As I mentioned above, though, — and you might not have known this if you’re a young reader — Labor Day has traditionally marked the close of the season for those white shoes that you took off the top shelf of your closet on Easter Sunday. (Folks in our northern climates, however, don’t do that until Memorial Day, but that’s another argument and story.)

The white shoe tradition has to be on its way out, because I don’t think there are many traditions left when it comes to where, when, how and with what you wear your clothes these days. In the eyes of this old lady, it all began going downhill when fashion designers started showing denim jackets over chiffon dresses.

That’s just contrary to natural law, I think, as is the wearing of the currently popular ‘clod-hopping’ high-heels, stepping out on runways, beneath frilly lace dresses and chests adorned with masses of pearls. Don’t know what ‘clod-hoppers’ are? Since the 1680s, it has meant ‘louts’ or ‘bumpkins,’ and sometime after that, another definition became ‘heavy shoes’ or ‘boots.’ Who else but Google and I would tell you these things?

But back to white shoes. I stopped wearing them many years ago, when it dawned on me that my very long feet looked as though I had forgone footwear entirely and, instead, worn the boxes the shoes had come in. Since then, my concession to summer fashion has been to select a white shoe with a black toe. There! A foot that looks two sizes shorter.

Not all fashion problems are as easily solved, however. What’s a girl to do when Seventh Avenue, Paris and Milan dictate that she enclose her foot in gear that jabs at every aesthetic nerve, never mind being tricky to walk in?

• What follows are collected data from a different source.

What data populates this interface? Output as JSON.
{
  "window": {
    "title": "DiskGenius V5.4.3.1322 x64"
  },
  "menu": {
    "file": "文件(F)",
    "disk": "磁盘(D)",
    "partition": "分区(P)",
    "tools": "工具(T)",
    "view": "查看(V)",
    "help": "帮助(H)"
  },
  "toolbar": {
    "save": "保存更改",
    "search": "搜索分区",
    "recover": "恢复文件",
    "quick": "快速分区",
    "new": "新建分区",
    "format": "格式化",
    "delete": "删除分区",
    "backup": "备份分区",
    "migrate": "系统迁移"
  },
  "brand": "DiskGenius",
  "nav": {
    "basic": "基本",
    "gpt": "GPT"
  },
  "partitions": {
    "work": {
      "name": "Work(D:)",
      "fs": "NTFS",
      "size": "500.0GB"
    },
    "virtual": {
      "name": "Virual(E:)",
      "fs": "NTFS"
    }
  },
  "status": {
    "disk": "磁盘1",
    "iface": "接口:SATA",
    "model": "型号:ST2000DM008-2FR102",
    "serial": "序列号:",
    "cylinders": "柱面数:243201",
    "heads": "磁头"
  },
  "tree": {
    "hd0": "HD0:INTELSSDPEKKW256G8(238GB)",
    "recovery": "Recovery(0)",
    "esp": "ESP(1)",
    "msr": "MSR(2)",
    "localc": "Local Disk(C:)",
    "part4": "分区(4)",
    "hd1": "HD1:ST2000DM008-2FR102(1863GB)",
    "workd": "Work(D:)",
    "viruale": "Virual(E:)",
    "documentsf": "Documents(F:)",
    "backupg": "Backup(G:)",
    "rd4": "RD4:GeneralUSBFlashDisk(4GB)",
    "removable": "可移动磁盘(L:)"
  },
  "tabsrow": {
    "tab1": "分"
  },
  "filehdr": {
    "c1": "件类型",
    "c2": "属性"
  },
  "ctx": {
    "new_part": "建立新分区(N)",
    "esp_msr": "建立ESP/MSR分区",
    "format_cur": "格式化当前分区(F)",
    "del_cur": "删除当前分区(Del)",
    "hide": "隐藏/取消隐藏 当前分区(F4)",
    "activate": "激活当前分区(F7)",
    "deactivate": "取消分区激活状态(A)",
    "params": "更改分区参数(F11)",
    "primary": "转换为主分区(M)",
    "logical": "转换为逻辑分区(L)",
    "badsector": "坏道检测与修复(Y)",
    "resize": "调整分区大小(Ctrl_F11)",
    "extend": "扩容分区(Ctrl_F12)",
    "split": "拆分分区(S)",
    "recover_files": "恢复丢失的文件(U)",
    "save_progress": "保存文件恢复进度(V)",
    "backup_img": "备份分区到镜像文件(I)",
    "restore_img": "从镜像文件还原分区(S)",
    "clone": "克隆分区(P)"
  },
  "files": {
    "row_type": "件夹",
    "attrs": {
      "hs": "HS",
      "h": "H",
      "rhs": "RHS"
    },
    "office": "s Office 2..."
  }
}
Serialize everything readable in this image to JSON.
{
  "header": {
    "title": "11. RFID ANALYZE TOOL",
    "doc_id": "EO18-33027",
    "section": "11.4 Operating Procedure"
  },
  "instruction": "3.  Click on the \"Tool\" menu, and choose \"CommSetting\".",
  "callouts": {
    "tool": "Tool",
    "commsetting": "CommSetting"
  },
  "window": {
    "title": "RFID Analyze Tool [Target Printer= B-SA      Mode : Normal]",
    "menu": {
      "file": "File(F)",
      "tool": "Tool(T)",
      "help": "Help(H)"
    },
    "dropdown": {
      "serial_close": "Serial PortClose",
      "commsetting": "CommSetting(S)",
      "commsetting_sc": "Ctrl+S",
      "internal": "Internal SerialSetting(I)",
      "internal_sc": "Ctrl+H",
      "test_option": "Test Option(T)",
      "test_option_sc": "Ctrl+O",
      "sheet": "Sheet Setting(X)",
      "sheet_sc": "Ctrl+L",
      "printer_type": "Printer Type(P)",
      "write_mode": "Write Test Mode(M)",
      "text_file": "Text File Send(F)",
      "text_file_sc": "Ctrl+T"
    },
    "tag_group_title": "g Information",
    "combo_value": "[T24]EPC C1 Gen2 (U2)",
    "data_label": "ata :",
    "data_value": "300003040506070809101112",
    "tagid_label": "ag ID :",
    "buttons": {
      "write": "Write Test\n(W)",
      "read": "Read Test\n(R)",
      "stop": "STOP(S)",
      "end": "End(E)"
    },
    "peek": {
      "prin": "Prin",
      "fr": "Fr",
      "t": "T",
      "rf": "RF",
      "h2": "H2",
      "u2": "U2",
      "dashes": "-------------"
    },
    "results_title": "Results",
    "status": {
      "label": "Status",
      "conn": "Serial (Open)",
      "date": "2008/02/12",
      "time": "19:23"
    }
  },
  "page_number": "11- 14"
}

The guys are more independent. How many have you seen at work in suits with the tight-legged and high-water trousers featured on fashion magazine covers? And it has been at least several hundreds of years since men forsook comfortable footwear for high heels — worn mainly at court, I think.

My grandsons now have some interesting shoes, though. They’re what used to be called ‘low-topped’ tennis shoes. Each part that’s stitched to another part comes in a different color; the choices are among vivid pinks and purples and lavenders and blues teamed with yellows, reds, and greens — all in kind of day-glo shades.

I think they’re pretty. But I’m wondering how they’ll go with a tux for the prom. If anything, they’ll be more comfortable than the clod-hoppers.